Het is onbegonnen werk om de sterk uiteenlopende pianotrio’s van Sjostakovitsj in één of enkele woorden te typeren, maar wat trekt jullie eigenlijk zo aan in deze componist?

Pieter: Wat ik dikwijls ervaar als je met mensen over Sjostakovitsj spreekt, is dat ze ofwel zeer fel door zijn muziek aangegrepen worden, of het ronduit oppervlakkig of bijna kitsch vinden. Je kan met andere woorden niet neutraal zijn over Sjostakovitsj: hij heeft sterke voor- én tegenstanders. Maar los van de muzikale inhoud was het wel een zeer groot vakman. Schrijven voor pianotrio is sowieso heel moeilijk en de manier waarop zijn tweede trio in elkaar steekt, is echt buitengewoon.

Barbara: Wat we tijdens concerten wel merken, is dat zijn muziek live altijd heel sterk op de toehoorders overkomt. Het helpt daarbij natuurlijk wel als je die wat in zijn context plaatst. Het werk uitvoeren vraagt ook bijzonder veel energie. Want zijn muziek heeft zo’n onwaarschijnlijke geladenheid en is tegelijk ook bijzonder gelaagd en ambigu. Maar net dat spreekt ons ontzettend aan.

Het eerste pianotrio van Sjostakovitsj is een jeugdwerk (opus 8, 1923), geschreven door een tiener in een roes van verliefdheid, zo leert de tekst in het cd-boekje van musicoloog Pieter Bergé. Toch is het in dit eendelige stuk niet allemaal rozengeur en maneschijn. Wat is jullie aanvoelen bij dit werk? Welke klemtonen werden er in de opname gelegd?

Pieter: Verliefdheid is natuurlijk ook niet alleen rozengeur en maneschijn. Het verhaal achter deze compositie is dat Sjostakovitsj in die periode erg ziek was. Hij moest naar een kuuroord en leerde daar een meisje kennen. Maar Sjostakovitsj was een heel timide jongen, die veel moeite had om met haar contact te leggen. En die moeite om zich uit te drukken, voel je ook in dat trio. Hij kon zich veel makkelijker in muziek uitdrukken dan in woorden. Tegelijk voel je in dit werk reeds de kiemen van wat daarna zal komen: het sarcasme, de ijlheid, de ongerustheid ook.   
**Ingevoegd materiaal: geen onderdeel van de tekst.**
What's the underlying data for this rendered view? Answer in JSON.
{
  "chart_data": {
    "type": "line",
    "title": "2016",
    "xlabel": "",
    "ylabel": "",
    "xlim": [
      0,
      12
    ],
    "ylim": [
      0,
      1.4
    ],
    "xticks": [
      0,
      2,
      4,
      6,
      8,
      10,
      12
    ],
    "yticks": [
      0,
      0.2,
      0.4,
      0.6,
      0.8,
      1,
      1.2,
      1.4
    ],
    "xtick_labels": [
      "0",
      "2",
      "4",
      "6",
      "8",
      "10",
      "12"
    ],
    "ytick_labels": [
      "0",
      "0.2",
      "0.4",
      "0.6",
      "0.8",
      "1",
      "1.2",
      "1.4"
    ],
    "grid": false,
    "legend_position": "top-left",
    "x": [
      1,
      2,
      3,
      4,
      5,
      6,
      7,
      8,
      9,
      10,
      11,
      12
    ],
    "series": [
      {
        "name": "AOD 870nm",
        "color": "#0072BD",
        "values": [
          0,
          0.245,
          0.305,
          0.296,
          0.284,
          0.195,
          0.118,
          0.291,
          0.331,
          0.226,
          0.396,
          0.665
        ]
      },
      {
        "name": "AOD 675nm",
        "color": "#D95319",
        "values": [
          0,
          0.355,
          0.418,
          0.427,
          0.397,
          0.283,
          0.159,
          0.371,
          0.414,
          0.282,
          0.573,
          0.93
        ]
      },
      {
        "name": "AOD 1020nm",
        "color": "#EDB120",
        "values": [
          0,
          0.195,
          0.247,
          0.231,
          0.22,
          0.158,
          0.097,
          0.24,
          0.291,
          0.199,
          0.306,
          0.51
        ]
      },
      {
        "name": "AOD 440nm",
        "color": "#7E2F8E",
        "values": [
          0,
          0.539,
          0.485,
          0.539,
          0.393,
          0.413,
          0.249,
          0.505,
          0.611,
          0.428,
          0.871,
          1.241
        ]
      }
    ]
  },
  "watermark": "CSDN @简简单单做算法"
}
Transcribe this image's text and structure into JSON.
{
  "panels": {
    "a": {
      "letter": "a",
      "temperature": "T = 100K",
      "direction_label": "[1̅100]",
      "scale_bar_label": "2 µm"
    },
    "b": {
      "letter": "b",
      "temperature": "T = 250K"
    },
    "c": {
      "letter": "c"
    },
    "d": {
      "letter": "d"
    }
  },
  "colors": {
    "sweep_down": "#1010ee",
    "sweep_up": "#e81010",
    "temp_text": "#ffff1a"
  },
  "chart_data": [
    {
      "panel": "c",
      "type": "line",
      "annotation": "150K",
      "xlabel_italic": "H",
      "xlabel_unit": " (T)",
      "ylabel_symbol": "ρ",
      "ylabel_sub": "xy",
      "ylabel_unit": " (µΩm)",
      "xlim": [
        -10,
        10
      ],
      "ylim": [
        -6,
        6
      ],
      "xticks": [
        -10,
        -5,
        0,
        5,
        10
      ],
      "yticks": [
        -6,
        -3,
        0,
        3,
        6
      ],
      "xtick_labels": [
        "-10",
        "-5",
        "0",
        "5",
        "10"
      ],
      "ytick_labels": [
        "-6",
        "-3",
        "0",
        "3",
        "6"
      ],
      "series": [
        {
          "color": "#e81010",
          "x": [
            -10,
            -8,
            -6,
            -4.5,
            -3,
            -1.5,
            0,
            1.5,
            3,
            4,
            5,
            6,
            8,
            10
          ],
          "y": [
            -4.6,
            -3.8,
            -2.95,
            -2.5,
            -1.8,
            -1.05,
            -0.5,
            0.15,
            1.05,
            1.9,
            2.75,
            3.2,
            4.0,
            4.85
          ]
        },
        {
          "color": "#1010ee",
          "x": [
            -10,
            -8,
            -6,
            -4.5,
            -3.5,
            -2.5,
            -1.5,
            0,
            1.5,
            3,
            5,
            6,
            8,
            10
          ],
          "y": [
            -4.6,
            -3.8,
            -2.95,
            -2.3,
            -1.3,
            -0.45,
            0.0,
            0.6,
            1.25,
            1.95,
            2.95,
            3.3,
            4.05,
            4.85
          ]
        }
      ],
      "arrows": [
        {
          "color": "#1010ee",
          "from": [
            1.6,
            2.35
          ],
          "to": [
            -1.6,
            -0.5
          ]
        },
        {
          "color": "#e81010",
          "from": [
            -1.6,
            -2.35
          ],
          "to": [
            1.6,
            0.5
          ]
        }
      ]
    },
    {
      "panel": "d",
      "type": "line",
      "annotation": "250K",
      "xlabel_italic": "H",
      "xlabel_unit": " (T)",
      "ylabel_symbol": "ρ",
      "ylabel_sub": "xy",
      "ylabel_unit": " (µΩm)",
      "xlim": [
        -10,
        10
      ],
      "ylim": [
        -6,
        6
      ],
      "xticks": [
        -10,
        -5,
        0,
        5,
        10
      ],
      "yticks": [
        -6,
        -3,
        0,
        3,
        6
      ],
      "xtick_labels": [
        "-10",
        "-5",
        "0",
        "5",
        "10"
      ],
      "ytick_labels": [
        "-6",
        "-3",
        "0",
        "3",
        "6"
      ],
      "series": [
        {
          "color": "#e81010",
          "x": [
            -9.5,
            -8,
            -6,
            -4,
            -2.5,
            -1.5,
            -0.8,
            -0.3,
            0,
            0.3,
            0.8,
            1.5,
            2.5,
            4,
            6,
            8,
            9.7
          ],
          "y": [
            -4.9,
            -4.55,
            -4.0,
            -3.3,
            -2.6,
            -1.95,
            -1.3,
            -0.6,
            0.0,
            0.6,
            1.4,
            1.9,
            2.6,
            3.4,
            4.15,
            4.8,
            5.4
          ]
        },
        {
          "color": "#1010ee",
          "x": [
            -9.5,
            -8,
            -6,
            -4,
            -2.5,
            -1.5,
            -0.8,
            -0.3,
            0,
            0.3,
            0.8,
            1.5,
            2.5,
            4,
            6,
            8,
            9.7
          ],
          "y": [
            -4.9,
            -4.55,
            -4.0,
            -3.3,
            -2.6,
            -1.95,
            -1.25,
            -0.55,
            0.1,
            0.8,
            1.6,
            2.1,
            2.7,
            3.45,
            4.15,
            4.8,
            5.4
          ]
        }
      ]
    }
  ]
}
Barbara: Toch moeten we er elkaar regelmatig aan herinneren dat dit pas het eerste trio is. Het risico bestaat immers dat we het karakter van het tweede pianotrio ook in het eerste gaan projecteren. We moeten nochtans romantisch blijven spelen, omdat het werk zo ook is opgevat, en het gevaar is dat we dat niet zouden durven te doen. In dat geval klinkt het algauw te cerebraal. Het is dus toch wel belangrijk om beide werken op een verschillende manier te benaderen. De eenvoud en naïviteit van het eerste trio mogen immers niet verloren gaan.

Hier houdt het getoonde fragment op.